この発明は、IGBT(絶縁ゲート型バイポーラトランジスタ)などのスイッチング素子とこのスイッチング素子に逆並列に接続される還流ダイオードである例えばショットキーバリアダイオードを有するパワー半導体モジュールに関する。
パワー半導体モジュールが使用される分野は、家電製品から電気鉄道、電気自動車、産業用ロボット、電力系統と広くにおよんでいる。パワー半導体装置の有用性が広がるにしたがい、その性能の向上が期待され、高周波化、小型化、大電力化がますます望まれている。

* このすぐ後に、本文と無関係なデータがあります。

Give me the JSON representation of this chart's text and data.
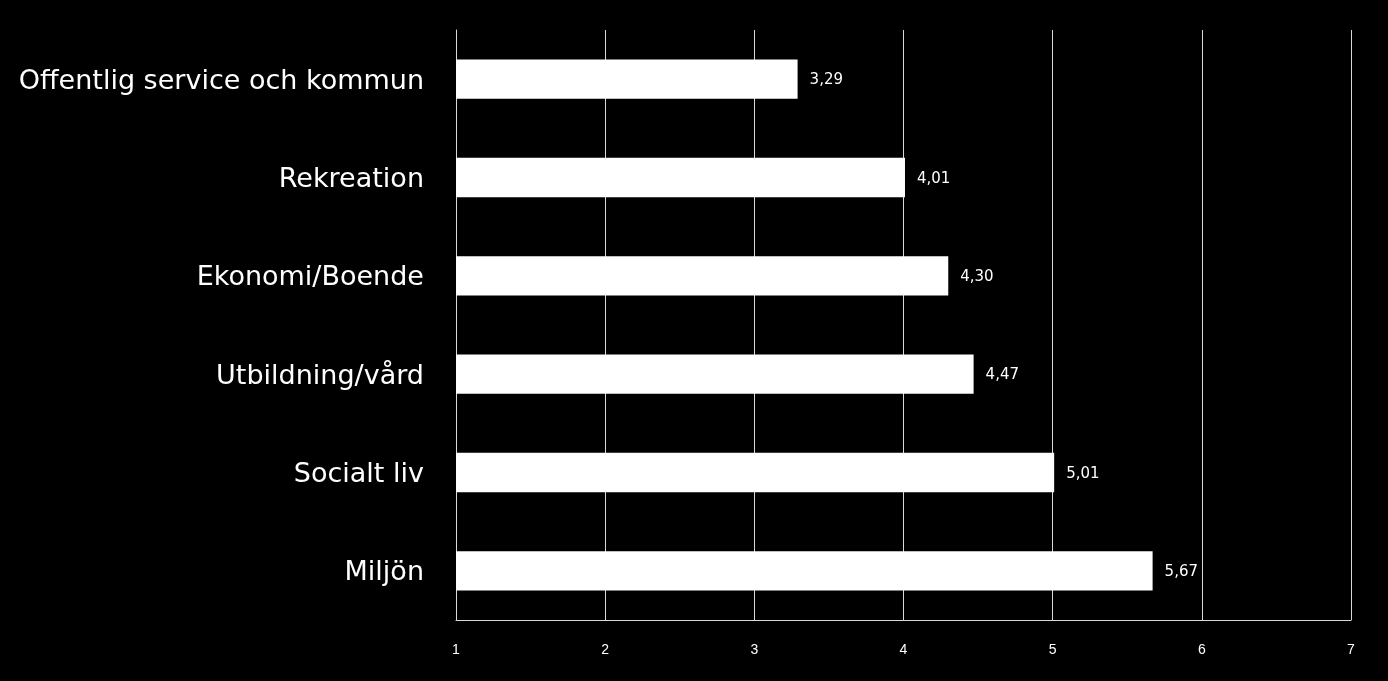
{
  "chart_data": {
    "type": "bar",
    "orientation": "horizontal",
    "categories": [
      "Offentlig service och kommun",
      "Rekreation",
      "Ekonomi/Boende",
      "Utbildning/vård",
      "Socialt liv",
      "Miljön"
    ],
    "values": [
      3.29,
      4.01,
      4.3,
      4.47,
      5.01,
      5.67
    ],
    "value_labels": [
      "3,29",
      "4,01",
      "4,30",
      "4,47",
      "5,01",
      "5,67"
    ],
    "color": "#ffffff",
    "xlim": [
      1,
      7
    ],
    "xticks": [
      1,
      2,
      3,
      4,
      5,
      6,
      7
    ],
    "grid": "x"
  }
}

これらの分野で使用されるパワー半導体モジュールの多くは、交流−直流変換、直流−交流変換、直流−直流変換などの変換回路で使用されている。これらのパワー半導体モジュール内には、例えばIGBT(絶縁ゲート型バイポーラトランジスタ)やMOSFET(MOS型電界効果トランジスタ)などのスイッチング素子とこれらスイッチング素子と逆並列に接続される還流ダイオードであるFWD(フリー・ホイーリング・ダイオード)が搭載されている。
図7は、単相ブリッジインバータ回路図である。これは従来のインバータ回路の1例であり、破線で囲んだ部分の6A、6B、6C、6Dはパワー半導体モジュールを示している。

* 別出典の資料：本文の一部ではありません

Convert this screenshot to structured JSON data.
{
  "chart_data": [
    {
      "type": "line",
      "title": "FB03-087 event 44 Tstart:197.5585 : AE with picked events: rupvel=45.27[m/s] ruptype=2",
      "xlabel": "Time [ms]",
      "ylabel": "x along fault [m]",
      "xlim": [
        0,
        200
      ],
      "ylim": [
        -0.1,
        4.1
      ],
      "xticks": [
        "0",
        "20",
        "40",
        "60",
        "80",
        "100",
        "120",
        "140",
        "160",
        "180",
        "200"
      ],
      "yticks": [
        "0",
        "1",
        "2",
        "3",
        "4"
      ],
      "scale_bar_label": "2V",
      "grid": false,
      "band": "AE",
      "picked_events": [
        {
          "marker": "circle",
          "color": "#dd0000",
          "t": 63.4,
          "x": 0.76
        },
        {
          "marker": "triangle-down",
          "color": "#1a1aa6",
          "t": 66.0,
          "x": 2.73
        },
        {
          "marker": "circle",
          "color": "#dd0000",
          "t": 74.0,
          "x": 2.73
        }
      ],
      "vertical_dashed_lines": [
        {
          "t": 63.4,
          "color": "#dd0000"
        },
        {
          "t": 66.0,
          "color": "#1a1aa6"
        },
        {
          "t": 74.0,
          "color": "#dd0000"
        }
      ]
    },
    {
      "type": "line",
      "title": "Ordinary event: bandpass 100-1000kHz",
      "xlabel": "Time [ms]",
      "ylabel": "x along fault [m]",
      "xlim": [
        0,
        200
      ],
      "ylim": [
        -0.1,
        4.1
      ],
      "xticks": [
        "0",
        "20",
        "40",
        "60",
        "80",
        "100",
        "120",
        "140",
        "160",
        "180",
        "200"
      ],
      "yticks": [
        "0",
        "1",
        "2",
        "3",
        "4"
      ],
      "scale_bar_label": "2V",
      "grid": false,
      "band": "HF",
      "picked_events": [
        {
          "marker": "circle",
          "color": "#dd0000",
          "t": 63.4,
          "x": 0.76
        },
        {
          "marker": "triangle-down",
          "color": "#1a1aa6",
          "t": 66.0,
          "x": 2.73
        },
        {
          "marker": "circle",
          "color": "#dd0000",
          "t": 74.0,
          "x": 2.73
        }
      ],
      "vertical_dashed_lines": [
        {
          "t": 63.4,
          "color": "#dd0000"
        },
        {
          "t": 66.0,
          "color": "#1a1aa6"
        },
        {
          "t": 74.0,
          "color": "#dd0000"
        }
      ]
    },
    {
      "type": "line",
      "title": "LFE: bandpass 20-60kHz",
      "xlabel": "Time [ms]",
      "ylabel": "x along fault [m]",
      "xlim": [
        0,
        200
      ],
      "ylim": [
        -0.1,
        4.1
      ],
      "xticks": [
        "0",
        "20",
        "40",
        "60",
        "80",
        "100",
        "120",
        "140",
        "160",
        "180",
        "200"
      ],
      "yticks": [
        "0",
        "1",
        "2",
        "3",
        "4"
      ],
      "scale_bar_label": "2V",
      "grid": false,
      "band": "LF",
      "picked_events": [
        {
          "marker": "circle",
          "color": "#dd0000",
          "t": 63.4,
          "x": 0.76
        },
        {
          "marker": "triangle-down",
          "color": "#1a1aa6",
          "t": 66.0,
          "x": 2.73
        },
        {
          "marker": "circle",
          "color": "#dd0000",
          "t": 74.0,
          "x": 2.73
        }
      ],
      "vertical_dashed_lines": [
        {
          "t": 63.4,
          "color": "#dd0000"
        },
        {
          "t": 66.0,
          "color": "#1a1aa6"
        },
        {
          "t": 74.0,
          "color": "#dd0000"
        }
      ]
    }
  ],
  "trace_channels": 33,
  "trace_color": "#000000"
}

この例では、それぞれのパワー半導体モジュール6A、6B、6C、6Dは、1つの還流ダイオード(FWD)7A、7B、7C、7Dと1つのスイッチング素子(この例ではIGBT)3A、3B、3C、3Dをペアで搭載している。還流ダイオードは、スイッチング素子であるそれぞれのIGBTに逆並列に接続されてる。図中の符号の54は負荷でありインダクタンスを有する。55は直流の電源である。
自己消弧機能を持つIGBTやMOSFET等のスイッチング素子を含むインバータ回路を用いて直流−交流変換を行う場合、PWM(パルス幅変調)方式が一般的に使用されている。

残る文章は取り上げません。